The book integrates a diversity of challenges and disadvantages faced by entrepreneurs, allowing the reader to have a renewed understanding of entrepreneurial behavior. On the theoretical level, the chapters emphasize the need for integrating entrepreneurship theory with multidisciplinary approaches, such as the Theory of Cumulative Disadvantage/Advantage (CDA), cultural and geographical theories, and psychological theories. On the practical level, this book would raise the awareness of policy makers, mainly governmental and nongovernmental organizations concerning the disadvantages, and helping them adjust their actions either for local or international programs.

Chapter "Intersectionality and Minority Entrepreneurship: At the Crossroad of Vulnerability and Power" is available open access under a Creative Commons Attribution 4.0 International License via link.springer.com.

Editors and Affiliations

  • Rowe School of Business, Dalhousie University, Halifax, Canada

    Léo-Paul Dana

  • ICD Business School, Paris, France

    Nada Khachlouf

  • IPAG Business School, Paris, France

    Adnane Maâlaoui

  • Department of Management and Marketing, La Trobe University, Melbourne, Australia

    Vanessa Ratten

About the editors

Léo-Paul Dana is a professor at Dalhousie University, Canada, and affiliated with Sorbonne Business School, Université Paris 1 Panthéon-Sorbonne.  A graduate of the Faculty of Management at McGill University and of HEC-Montreal, he has served as Marie Curie Fellow at Princeton University and visiting professor at INSEAD.  He has published extensively in a variety of journals and is the author of several books.

Nada Khachlouf is Associate Professor in Entrepreneurship and Strategy at ICD Business School of Paris. She holds a Visiting Professor position at JAMK School of Business (Finland). Her research interests revolve around entrepreneurship, family firms, knowledge networks and collaborative relationships. She is also interested in the topic of people with disabilities’ Entrepreneurial entry.

Adnane Maâlaoui is the director of entrepreneurship programs at IPAG Business School (Paris, France). His research focuses on entrepreneurship issues, especially on disadvantaged entrepreneurs (elderly, refugees, disabled entrepreneurs, etc.). He explores topics such as entrepreneurial intention and cognitive approach to entrepreneurship, in particular, diversity and social entrepreneurship. Adnan Maalaoui is the author of more than 20 articles published in academic journals and has published the book Handbook of Research on Elderly Entrepreneurship (Springer, 2019).  

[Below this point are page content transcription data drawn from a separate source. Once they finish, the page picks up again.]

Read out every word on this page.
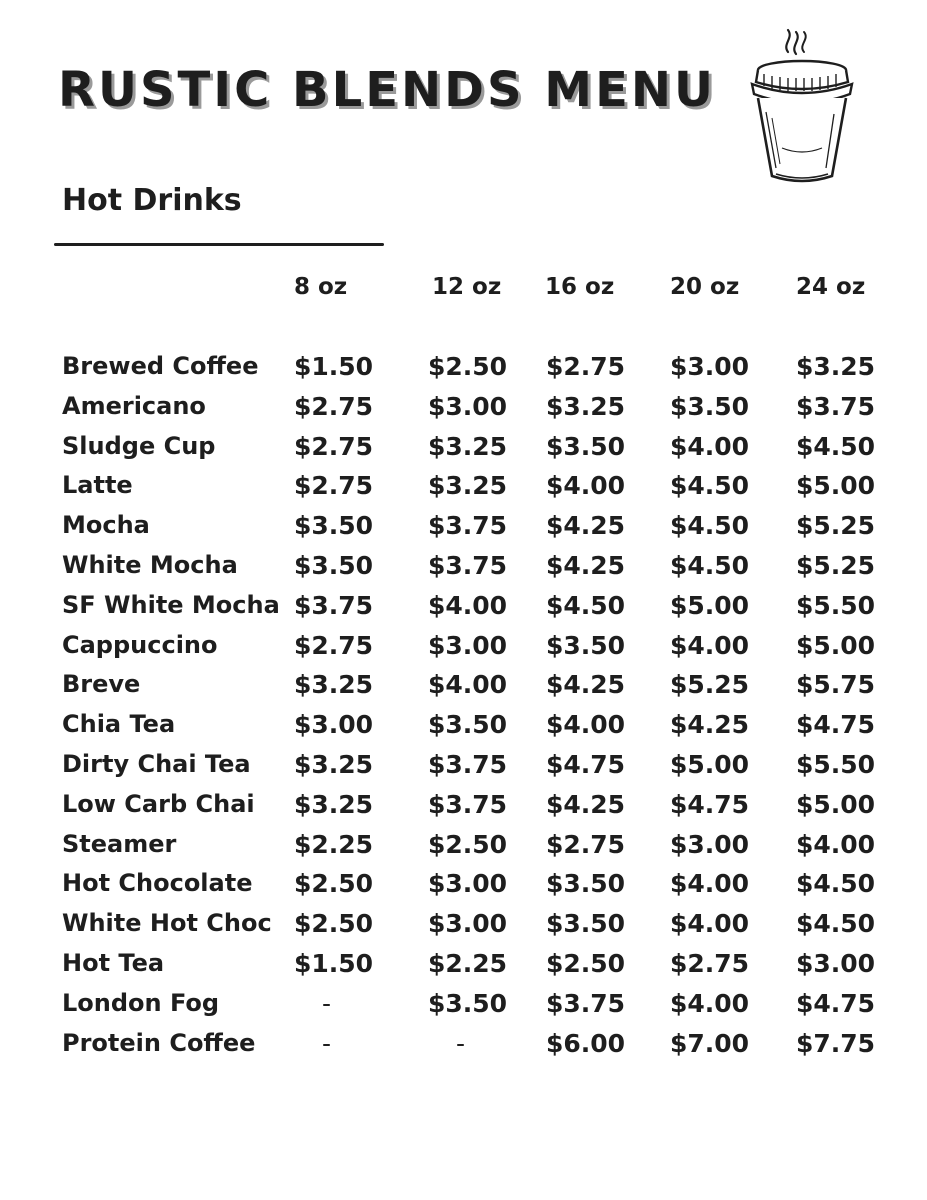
RUSTIC BLENDS MENU
Hot Drinks
8 oz	12 oz 16 oz 20 oz 24 oz
Brewed Coffee $1.50 $2.50 $2.75 $3.00 $3.25
Americano	$2.75 $3.00 $3.25 $3.50 $3.75
Sludge Cup	$2.75 $3.25 $3.50 $4.00 $4.50
Latte	$2.75 $3.25 $4.00 $4.50 $5.00
Mocha	$3.50 $3.75 $4.25 $4.50 $5.25
White Mocha $3.50 $3.75 $4.25 $4.50 $5.25
SF White Mocha $3.75 $4.00 $4.50 $5.00 $5.50
Cappuccino	$2.75 $3.00 $3.50 $4.00 $5.00
Breve	$3.25 $4.00 $4.25 $5.25 $5.75
Chia Tea	$3.00 $3.50 $4.00 $4.25 $4.75
Dirty Chai Tea $3.25 $3.75 $4.75 $5.00 $5.50
Low Carb Chai $3.25 $3.75 $4.25 $4.75 $5.00
Steamer	$2.25 $2.50 $2.75 $3.00 $4.00
Hot Chocolate $2.50 $3.00 $3.50 $4.00 $4.50
White Hot Choc $2.50 $3.00 $3.50 $4.00 $4.50
Hot Tea	$1.50 $2.25 $2.50 $2.75 $3.00
London Fog	-	$3.50 $3.75 $4.00 $4.75
Protein Coffee	-	-	$6.00 $7.00 $7.75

Vanessa Ratten is an Associate Professor of Entrepreneurship and Innovation at La Trobe University, Melbourne, Australia. She received her PhD from the University of Queensland, and has sole authored 7 books and co-edited over 30 books. She has more than twenty years university teaching experience and has taught a range of subjects including corporate venturing, innovation management and entrepreneurial business planning. Her recent co-edited books include Stakeholder Entrepreneurship (Springer) and Tourism Innovation in Spain and Portugal: New Trends and Developments (Springer).